Schiller finished her talk by praising Bloomington’s local NPR affiliate, WFIU.
“I am so inspired by what’s going on here,” said Schiller, before finishing with a standard public radio line and eliciting laughter from the crowd. “I have to end by saying, please support your local public radio station. The pledge drive is coming up soon.”
Following her speech, Schiller answered audience questions in a lengthy Q&A portion of the event.
Audience member Sally Thomas said after the event that she listens to NPR every day while working in her art studio and came to the speaker series because she wanted to see who was now in charge.
“I was very impressed with her,” said Thomas. “I think that NPR is in very good hands.”
Emma Kahle, a high school senior from Jasper, Ind., and a prospective IU journalism student, said Schiller brought up a lot of interesting things about journalism that she had never thought about. Her parents, John and Linda, who accompanied Emma on her visit to the School of Journalism Monday, said that as NPR supporters, they were excited to find out that Schiller’s talk coincided with Kahle’s visit day at the university.
Linda Kahle said she could empathize with Schiller’s anecdote about funding a child’s college education in a transitioning field such as journalism.

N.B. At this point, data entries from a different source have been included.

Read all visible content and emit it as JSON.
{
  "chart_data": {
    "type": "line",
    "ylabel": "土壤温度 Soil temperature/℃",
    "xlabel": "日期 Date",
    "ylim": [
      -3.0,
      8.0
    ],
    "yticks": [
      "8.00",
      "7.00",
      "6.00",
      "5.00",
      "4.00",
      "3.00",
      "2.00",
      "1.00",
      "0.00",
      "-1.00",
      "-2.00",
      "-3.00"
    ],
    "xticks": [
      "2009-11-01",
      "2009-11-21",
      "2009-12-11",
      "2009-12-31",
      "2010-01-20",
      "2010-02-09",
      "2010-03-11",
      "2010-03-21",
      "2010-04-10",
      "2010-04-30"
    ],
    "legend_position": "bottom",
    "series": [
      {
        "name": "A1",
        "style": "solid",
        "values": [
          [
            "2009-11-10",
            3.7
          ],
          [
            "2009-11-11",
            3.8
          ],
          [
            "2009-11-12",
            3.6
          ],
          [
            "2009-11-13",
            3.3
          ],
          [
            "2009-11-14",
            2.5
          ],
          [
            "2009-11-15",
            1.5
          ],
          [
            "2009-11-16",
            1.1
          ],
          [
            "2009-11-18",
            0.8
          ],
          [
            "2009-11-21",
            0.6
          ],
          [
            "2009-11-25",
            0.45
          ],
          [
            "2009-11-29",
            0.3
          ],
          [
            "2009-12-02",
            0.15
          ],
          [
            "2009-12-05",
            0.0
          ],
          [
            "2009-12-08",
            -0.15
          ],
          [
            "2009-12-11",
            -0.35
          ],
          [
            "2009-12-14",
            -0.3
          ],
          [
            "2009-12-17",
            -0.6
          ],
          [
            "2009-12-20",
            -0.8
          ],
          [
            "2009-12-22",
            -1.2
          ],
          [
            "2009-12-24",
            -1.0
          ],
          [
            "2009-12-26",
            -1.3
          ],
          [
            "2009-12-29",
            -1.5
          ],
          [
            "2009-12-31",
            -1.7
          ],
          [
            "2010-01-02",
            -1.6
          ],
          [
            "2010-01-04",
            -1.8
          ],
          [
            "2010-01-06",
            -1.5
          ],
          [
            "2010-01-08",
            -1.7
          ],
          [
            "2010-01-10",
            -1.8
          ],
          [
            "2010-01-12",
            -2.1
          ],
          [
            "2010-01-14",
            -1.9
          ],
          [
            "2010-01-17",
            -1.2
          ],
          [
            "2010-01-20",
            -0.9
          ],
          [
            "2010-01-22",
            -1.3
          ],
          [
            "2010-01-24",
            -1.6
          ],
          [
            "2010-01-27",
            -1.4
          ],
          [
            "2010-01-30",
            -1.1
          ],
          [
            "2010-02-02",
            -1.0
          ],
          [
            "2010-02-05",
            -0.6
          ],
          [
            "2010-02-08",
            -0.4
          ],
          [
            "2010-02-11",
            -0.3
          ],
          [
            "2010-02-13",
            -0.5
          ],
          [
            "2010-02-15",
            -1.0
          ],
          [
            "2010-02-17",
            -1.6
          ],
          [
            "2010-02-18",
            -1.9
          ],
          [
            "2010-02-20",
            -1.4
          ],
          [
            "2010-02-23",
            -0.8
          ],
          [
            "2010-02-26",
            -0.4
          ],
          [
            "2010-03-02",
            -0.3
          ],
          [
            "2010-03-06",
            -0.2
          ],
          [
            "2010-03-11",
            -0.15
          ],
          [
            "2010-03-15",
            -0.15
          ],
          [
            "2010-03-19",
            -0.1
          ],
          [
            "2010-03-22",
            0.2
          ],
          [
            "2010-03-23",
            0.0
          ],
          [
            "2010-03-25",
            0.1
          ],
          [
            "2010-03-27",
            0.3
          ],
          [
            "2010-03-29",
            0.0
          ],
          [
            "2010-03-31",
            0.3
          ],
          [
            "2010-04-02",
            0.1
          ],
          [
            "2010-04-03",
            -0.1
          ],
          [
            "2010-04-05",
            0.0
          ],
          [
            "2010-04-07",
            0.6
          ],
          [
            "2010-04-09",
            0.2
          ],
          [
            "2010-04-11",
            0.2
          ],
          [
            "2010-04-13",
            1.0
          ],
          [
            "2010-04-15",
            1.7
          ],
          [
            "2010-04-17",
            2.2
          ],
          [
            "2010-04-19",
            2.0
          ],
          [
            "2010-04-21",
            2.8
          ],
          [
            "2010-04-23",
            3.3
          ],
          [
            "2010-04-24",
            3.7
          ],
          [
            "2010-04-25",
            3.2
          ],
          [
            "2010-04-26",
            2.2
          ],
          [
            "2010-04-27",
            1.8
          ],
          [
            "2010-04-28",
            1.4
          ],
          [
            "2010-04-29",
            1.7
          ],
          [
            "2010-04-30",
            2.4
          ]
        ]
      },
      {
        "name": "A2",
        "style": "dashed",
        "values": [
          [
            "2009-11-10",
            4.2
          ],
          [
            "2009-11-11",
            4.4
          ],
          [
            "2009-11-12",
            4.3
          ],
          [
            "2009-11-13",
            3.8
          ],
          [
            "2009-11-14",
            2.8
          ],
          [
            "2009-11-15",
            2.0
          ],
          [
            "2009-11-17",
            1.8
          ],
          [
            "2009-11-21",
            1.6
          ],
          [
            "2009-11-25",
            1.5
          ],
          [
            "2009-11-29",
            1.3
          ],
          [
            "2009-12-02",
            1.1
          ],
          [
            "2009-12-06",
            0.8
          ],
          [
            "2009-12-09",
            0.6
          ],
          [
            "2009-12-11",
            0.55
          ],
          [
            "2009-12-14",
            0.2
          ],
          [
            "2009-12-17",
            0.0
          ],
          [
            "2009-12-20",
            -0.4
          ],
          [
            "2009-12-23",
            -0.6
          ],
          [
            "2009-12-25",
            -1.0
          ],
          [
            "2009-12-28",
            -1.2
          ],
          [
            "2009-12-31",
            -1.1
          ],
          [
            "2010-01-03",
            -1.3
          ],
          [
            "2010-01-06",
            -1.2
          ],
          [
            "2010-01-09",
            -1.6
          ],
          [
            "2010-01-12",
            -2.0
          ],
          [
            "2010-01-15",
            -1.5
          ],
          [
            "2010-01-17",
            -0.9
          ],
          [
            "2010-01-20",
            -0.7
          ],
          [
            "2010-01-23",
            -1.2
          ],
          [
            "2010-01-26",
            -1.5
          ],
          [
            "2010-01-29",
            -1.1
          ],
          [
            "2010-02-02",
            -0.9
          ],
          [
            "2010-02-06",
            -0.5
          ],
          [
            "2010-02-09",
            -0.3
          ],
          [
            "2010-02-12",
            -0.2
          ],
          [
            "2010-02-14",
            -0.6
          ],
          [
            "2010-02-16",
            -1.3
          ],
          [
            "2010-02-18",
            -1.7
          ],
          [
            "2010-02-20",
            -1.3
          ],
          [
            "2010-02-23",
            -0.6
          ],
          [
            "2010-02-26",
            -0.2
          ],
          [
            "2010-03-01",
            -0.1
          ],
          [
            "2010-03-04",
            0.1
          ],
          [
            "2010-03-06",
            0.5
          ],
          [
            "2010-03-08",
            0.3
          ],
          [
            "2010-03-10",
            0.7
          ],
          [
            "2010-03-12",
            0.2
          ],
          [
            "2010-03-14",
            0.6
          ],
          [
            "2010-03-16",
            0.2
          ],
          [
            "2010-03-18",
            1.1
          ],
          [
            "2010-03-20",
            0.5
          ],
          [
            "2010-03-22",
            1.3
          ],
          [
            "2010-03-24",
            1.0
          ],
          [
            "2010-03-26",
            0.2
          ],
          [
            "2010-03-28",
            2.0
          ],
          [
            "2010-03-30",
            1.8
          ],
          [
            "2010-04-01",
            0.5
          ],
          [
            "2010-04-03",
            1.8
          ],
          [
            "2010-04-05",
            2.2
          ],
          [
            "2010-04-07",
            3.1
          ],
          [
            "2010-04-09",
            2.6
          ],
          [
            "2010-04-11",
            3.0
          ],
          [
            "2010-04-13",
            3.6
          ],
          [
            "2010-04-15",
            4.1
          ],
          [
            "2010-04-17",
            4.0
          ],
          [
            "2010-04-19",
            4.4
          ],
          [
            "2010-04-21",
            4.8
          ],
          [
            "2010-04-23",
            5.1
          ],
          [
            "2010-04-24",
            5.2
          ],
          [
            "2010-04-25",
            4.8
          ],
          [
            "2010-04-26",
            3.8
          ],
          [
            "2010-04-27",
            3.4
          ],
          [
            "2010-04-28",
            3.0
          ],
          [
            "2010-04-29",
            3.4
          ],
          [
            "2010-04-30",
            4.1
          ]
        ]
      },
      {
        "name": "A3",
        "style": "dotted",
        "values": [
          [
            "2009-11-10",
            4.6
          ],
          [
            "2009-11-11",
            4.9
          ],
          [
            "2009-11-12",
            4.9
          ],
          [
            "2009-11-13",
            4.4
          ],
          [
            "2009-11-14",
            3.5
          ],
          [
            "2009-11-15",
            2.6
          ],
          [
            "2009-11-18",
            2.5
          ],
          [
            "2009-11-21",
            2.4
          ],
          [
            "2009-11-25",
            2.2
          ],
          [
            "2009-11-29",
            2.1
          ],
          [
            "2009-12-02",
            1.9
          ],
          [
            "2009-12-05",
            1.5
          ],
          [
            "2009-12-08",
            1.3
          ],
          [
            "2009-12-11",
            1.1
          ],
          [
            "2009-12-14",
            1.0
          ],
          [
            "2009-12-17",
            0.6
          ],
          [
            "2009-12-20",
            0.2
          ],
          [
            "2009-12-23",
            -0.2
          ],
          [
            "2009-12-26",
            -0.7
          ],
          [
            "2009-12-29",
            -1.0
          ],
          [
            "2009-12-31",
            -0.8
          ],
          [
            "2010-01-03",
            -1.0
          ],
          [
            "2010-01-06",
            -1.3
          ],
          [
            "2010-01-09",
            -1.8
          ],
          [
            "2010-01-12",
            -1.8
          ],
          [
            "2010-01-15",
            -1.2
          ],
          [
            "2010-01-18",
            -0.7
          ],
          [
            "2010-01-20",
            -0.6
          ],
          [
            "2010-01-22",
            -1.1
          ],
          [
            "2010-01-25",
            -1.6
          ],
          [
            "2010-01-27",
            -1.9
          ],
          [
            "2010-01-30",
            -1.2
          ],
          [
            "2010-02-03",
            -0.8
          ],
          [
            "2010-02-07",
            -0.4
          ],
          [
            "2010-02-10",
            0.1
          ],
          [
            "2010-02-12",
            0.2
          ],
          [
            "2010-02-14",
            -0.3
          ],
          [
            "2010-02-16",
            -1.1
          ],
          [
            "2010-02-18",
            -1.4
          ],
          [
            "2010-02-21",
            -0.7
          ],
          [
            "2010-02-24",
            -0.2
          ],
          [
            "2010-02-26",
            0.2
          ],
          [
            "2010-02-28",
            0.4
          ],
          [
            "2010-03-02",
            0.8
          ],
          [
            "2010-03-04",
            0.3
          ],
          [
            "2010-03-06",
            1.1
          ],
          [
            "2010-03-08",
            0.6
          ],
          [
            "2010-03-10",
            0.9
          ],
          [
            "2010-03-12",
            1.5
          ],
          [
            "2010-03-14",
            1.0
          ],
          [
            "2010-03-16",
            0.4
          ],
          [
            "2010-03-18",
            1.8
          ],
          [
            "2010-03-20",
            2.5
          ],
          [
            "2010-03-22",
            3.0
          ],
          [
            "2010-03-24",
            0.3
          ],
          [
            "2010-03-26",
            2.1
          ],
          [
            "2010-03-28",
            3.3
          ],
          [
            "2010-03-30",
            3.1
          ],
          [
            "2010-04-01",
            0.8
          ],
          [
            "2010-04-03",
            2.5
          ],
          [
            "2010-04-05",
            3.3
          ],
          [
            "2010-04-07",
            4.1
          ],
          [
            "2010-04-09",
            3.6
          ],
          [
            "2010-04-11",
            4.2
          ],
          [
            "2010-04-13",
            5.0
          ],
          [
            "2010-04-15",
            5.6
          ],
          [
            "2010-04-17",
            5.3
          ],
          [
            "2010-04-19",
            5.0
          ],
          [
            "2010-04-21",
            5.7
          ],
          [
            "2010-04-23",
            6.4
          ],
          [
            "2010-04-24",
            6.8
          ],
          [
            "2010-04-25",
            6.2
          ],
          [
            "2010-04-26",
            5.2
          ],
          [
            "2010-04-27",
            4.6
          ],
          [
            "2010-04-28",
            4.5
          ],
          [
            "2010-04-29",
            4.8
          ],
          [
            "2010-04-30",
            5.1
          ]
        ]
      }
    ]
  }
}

But just as Schiller hoped, she left the talk feeling hopeful.
“It was encouraging to hear her say something positive,” she said.
Kahle’s father said he is not pessimistic about where the industry is headed.
“The medium is not the message,” he said, adding that this current transition is not the first time that writers and audiences have resisted technological changes. In fact, he agreed with one of Schiller’s main premises as he considered his daughter’s future in the field.
“This could be the most exciting time to be in journalism since the invention of the printing press.”
The fall Speaker Series wraps up Nov. 10 with a lecture by Fox Sports’ Joe Buck.